Chiara: Sì, c’è una divisione. Anche quando sfondi la parete divisoria. Abbiamo lavorato anche in teatrini anatomici, in spazi scenografici che contenevano anche il pubblico, tuttavia la divisione esiste sempre.

Marco: Romeo e Giulietta et ultra è il primo spettacolo dove è esplicitato il rapporto palco-platea. Altri nostri lavori non sono costruiti per il palco, però la riflessione sulla divisione tra l’attore e lo spettatore, tra la scena e il pubblico è sempre presente. Se ciò non fosse, si riuscirebbe solo a inserirsi in un contesto predeterminato. Solo la coscienza di questa divisione permette il suo superamento.

Uno spazio spesso labirintico, che lo sguardo non riesce a circoscrivere con precisione.

Chiara: Si tratta di una sottrazione: il discorso sul simulacro va condotto anche in relazione a chi osserva, a livello visivo. Una sembianza, un ectoplasma, un fantasma che compare per un attimo, per poi subito sottrarsi. Questo implica da un lato un momento di frustrazione per chi guarda – lavoriamo molto sulla frustrazione dello sguardo – e dall’altro un desiderio, che accende la fantasia su qualcosa che non è più distinguibile nettamente. Non è dato allo spettatore di vedere immediatamente. È un altro modo di lavorare sull’illusione. In Sulla turchinità della fata l’illusione non era giocata, come in Romeo e Giulietta et ultra, su un nero che continuamente inghiotte i corpi degli attori, ma sullo stesso meccanismo scenografico che determinava la visione: un grande occhio d’acciaio simile a un diaframma fotografico, che si apriva e chiudeva ritmicamente. Anche questo riguarda la sottrazione, che è profondamente radicata nello stesso sistema della narrazione. La figura di un padre manovrava come delle marionette i protagonisti della storia, e questo grande occhio era forse l’occhio del padre, o forse il padre e chi guarda potevano coincidere, non si sa. Comunque nel nostro lavoro questo senso di sottrazione è fondamentale, ciò che viene negato amplifica la libera creazione della fantasia, perché anche chi osserva è creatore.

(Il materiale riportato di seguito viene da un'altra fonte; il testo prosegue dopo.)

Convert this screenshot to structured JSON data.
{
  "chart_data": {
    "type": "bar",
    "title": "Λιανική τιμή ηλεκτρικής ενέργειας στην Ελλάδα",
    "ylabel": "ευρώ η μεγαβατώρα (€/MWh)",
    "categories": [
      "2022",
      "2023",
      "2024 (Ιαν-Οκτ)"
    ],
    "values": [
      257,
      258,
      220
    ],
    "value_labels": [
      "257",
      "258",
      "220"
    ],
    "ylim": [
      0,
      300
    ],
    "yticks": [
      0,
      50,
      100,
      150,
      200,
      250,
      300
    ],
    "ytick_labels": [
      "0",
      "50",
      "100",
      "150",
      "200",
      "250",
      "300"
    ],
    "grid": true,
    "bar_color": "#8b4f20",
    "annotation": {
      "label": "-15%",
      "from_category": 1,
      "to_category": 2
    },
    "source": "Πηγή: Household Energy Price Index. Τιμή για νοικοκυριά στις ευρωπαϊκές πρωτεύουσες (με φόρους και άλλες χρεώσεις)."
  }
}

L’illusione teatrale è creata anche dalle luci, dai colori…

Chiara: L’idea di luce coincide con una drammaturgia del nero e del bianco, e da questa è partito anche il lavoro sui costumi. In Romeo e Giulietta et ultra subentra anche il rosso: la prima idea sulla ripartizione dei colori nasce da Romeo and Juliet e Storia infelice di due amanti, da uno spazio nero, del buio, e da uno spazio bianco, che per noi significava un luogo dove tutto poteva essere visto: l’attesa, l’estenuante prepararsi degli attori che devono recitare. I costumi dovevano saper svelare allo spettatore qualche indizio del buio che stava di là, mentre dal lato opposto gli attori quasi invisibili, se non per qualche squarcio di luce tra le pieghe nere. Poi abbiamo aggiunto anche il rosso come motivo simbolico della violenza mitica: il sangue, una venatura di sangue che lo spettatore porta negli occhi come un’allucinazione.

Durante lo spettacolo, alcuni spettatori sono usciti proprio durante la scena più appassionata. Secondo voi ciò è determinato da una differenza culturale, dal fatto che in Ungheria le passioni vengono mostrate meno?

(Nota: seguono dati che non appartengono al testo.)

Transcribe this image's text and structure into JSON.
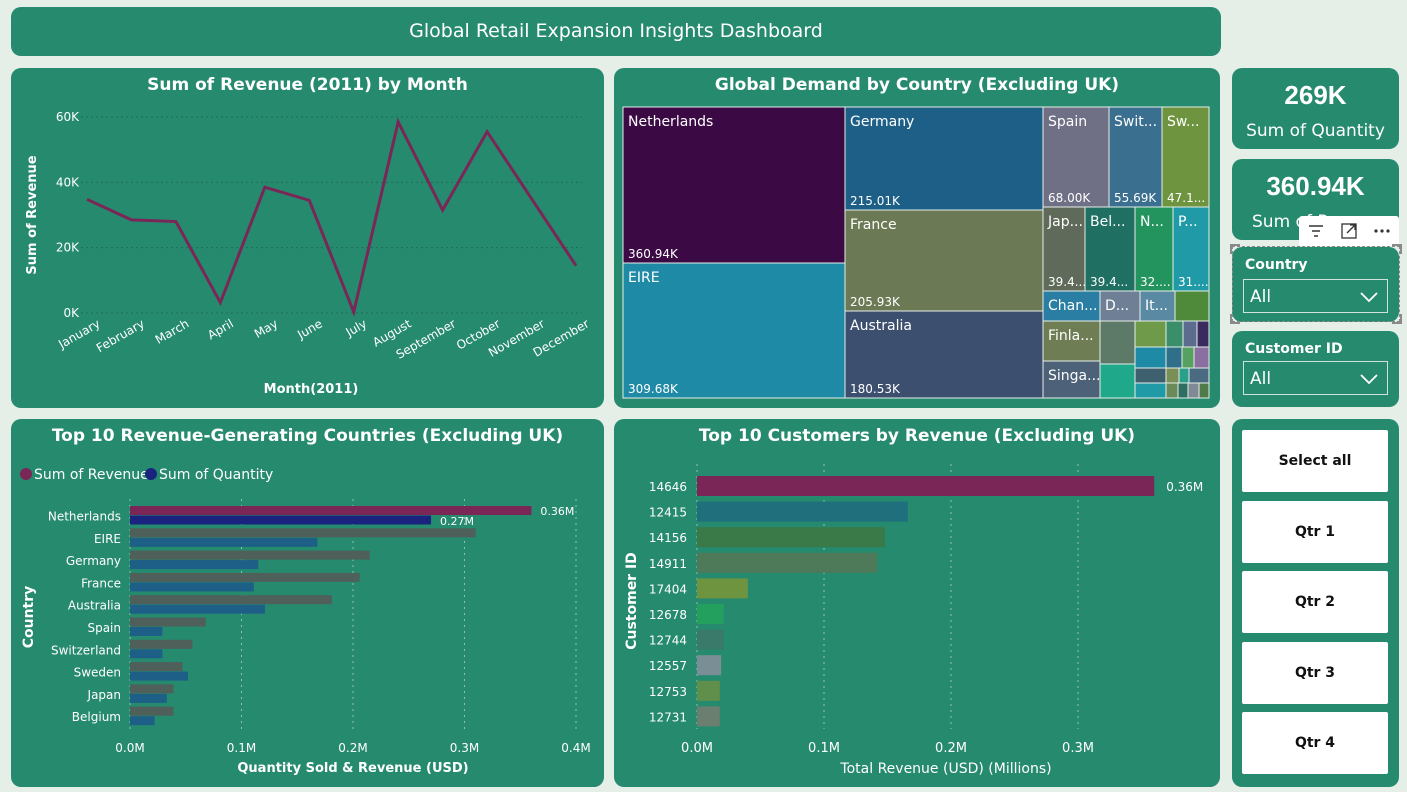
{
  "dashboard": {
    "title": "Global Retail Expansion Insights Dashboard"
  },
  "colors": {
    "panel": "#268a6e",
    "background": "#e6eee8",
    "line": "#7a2656",
    "revenue": "#7a2656",
    "quantity": "#1a237e"
  },
  "kpis": [
    {
      "value": "269K",
      "label": "Sum of Quantity"
    },
    {
      "value": "360.94K",
      "label": "Sum of Revenue"
    }
  ],
  "slicers": {
    "country": {
      "label": "Country",
      "value": "All"
    },
    "customer": {
      "label": "Customer ID",
      "value": "All"
    }
  },
  "toolbar": {
    "icons": [
      "filter-icon",
      "focus-mode-icon",
      "more-options-icon"
    ]
  },
  "buttons": {
    "select_all": "Select all",
    "q1": "Qtr 1",
    "q2": "Qtr 2",
    "q3": "Qtr 3",
    "q4": "Qtr 4"
  },
  "chart_data": [
    {
      "type": "line",
      "title": "Sum of Revenue (2011) by Month",
      "xlabel": "Month(2011)",
      "ylabel": "Sum of Revenue",
      "categories": [
        "January",
        "February",
        "March",
        "April",
        "May",
        "June",
        "July",
        "August",
        "September",
        "October",
        "November",
        "December"
      ],
      "values": [
        34800,
        28500,
        28000,
        3200,
        38500,
        34500,
        300,
        58500,
        31500,
        55500,
        35000,
        14500
      ],
      "ylim": [
        0,
        60000
      ],
      "yticks": [
        "0K",
        "20K",
        "40K",
        "60K"
      ],
      "grid": true,
      "color": "#7a2656"
    },
    {
      "type": "treemap",
      "title": "Global Demand by Country (Excluding UK)",
      "cells": [
        {
          "label": "Netherlands",
          "value": "360.94K",
          "color": "#3b0a45"
        },
        {
          "label": "EIRE",
          "value": "309.68K",
          "color": "#1f8aa6"
        },
        {
          "label": "Germany",
          "value": "215.01K",
          "color": "#1d5f87"
        },
        {
          "label": "France",
          "value": "205.93K",
          "color": "#6b7a55"
        },
        {
          "label": "Australia",
          "value": "180.53K",
          "color": "#3d4f6e"
        },
        {
          "label": "Spain",
          "value": "68.00K",
          "color": "#6f6f86"
        },
        {
          "label": "Swit...",
          "value": "55.69K",
          "color": "#3a6f8f"
        },
        {
          "label": "Sw...",
          "value": "47.1...",
          "color": "#6e9440"
        },
        {
          "label": "Jap...",
          "value": "39.4...",
          "color": "#5f6a5a"
        },
        {
          "label": "Bel...",
          "value": "39.4...",
          "color": "#1f6f62"
        },
        {
          "label": "N...",
          "value": "32....",
          "color": "#23945e"
        },
        {
          "label": "P...",
          "value": "31....",
          "color": "#1f9aa6"
        },
        {
          "label": "Chan...",
          "value": "",
          "color": "#2a7da3"
        },
        {
          "label": "D...",
          "value": "",
          "color": "#6f7f95"
        },
        {
          "label": "It...",
          "value": "",
          "color": "#5a8aa3"
        },
        {
          "label": "Finla...",
          "value": "",
          "color": "#6f7d55"
        },
        {
          "label": "Singa...",
          "value": "",
          "color": "#4d6278"
        }
      ]
    },
    {
      "type": "bar",
      "title": "Top 10 Revenue-Generating Countries (Excluding UK)",
      "xlabel": "Quantity Sold & Revenue (USD)",
      "ylabel": "Country",
      "categories": [
        "Netherlands",
        "EIRE",
        "Germany",
        "France",
        "Australia",
        "Spain",
        "Switzerland",
        "Sweden",
        "Japan",
        "Belgium"
      ],
      "series": [
        {
          "name": "Sum of Revenue",
          "values": [
            0.36,
            0.31,
            0.215,
            0.206,
            0.181,
            0.068,
            0.056,
            0.047,
            0.039,
            0.039
          ]
        },
        {
          "name": "Sum of Quantity",
          "values": [
            0.27,
            0.168,
            0.115,
            0.111,
            0.121,
            0.029,
            0.029,
            0.052,
            0.033,
            0.022
          ]
        }
      ],
      "data_labels": [
        "0.36M",
        "0.27M"
      ],
      "xlim": [
        0,
        0.4
      ],
      "xticks": [
        "0.0M",
        "0.1M",
        "0.2M",
        "0.3M",
        "0.4M"
      ],
      "legend": "top-left"
    },
    {
      "type": "bar",
      "title": "Top 10 Customers by Revenue (Excluding UK)",
      "xlabel": "Total Revenue (USD) (Millions)",
      "ylabel": "Customer ID",
      "categories": [
        "14646",
        "12415",
        "14156",
        "14911",
        "17404",
        "12678",
        "12744",
        "12557",
        "12753",
        "12731"
      ],
      "values": [
        0.36,
        0.166,
        0.148,
        0.142,
        0.04,
        0.021,
        0.021,
        0.019,
        0.018,
        0.018
      ],
      "colors": [
        "#7a2656",
        "#1f6f7d",
        "#3a7a48",
        "#4f7a5a",
        "#6e9440",
        "#23a05e",
        "#3a7a6a",
        "#7a8f95",
        "#5f8f4a",
        "#6a7f70"
      ],
      "data_labels": [
        "0.36M"
      ],
      "xlim": [
        0,
        0.4
      ],
      "xticks": [
        "0.0M",
        "0.1M",
        "0.2M",
        "0.3M"
      ]
    }
  ]
}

Marco: Non so. Ci è capitato alcune volte con un tipo di pubblico abituato per lo più ad un teatro "della chiacchiera", più consueto e più indolore. Alle volte si verificano anche delle reazioni di riso isterico. Può capitare in alcuni momenti, nei momenti in cui improvvisamente i nervi si scoprono, e si squarcia un attimo di emozione, non so se definirlo autentico, in ogni caso molto primitivo. Credo che alcune persone in quel momento possano sentirsi in imbarazzo e così, per prendere le distanze, sciolgono la propria tensione in una risatina. Quel momento può dunque coincidere anche con la decisione di alzarsi e abbandonare il teatro. Non penso sia una questione culturale, semmai qualcosa di molto personale.

Siete soddisfatti dei risultati che avete ottenuto?

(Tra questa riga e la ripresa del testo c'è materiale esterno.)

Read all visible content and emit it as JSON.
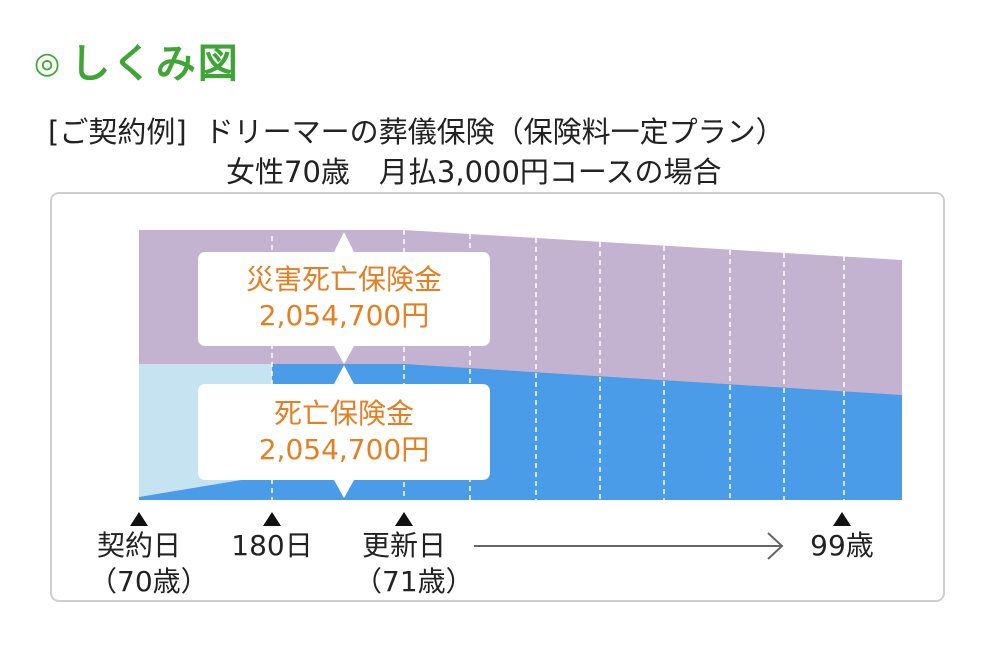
{
  "heading": {
    "mark": "◎",
    "title": "しくみ図"
  },
  "example": {
    "tag": "[ご契約例]",
    "plan": "ドリーマーの葬儀保険（保険料一定プラン）",
    "condition": "女性70歳　月払3,000円コースの場合"
  },
  "benefits": {
    "accident": {
      "label": "災害死亡保険金",
      "amount": "2,054,700円"
    },
    "death": {
      "label": "死亡保険金",
      "amount": "2,054,700円"
    }
  },
  "timeline": {
    "contract": {
      "line1": "契約日",
      "line2": "（70歳）"
    },
    "day180": {
      "line1": "180日"
    },
    "renewal": {
      "line1": "更新日",
      "line2": "（71歳）"
    },
    "age99": {
      "line1": "99歳"
    }
  },
  "colors": {
    "accident_band": "#c3b3d0",
    "death_band": "#4a9be8",
    "waiting_band": "#c5e3f1",
    "label_text": "#e67e22",
    "heading": "#3fa535",
    "arrow": "#666666"
  }
}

Chiara: Soprattutto conta il fatto che in pochi anni siamo cambiati profondamente, siamo molto cresciuti. A sedici anni eravamo in due. Adesso di anni ne abbiamo ventisei, e siamo in sei o sette, quasi otto: stabili, stipendiati, finanziati dallo stato, con un giro piuttosto fitto. In questi dieci anni tutto è cambiato moltissimo. Questo ci fa sperare per il futuro, nonostante ogni passo sia sempre faticosissimo, un lavoro micidiale.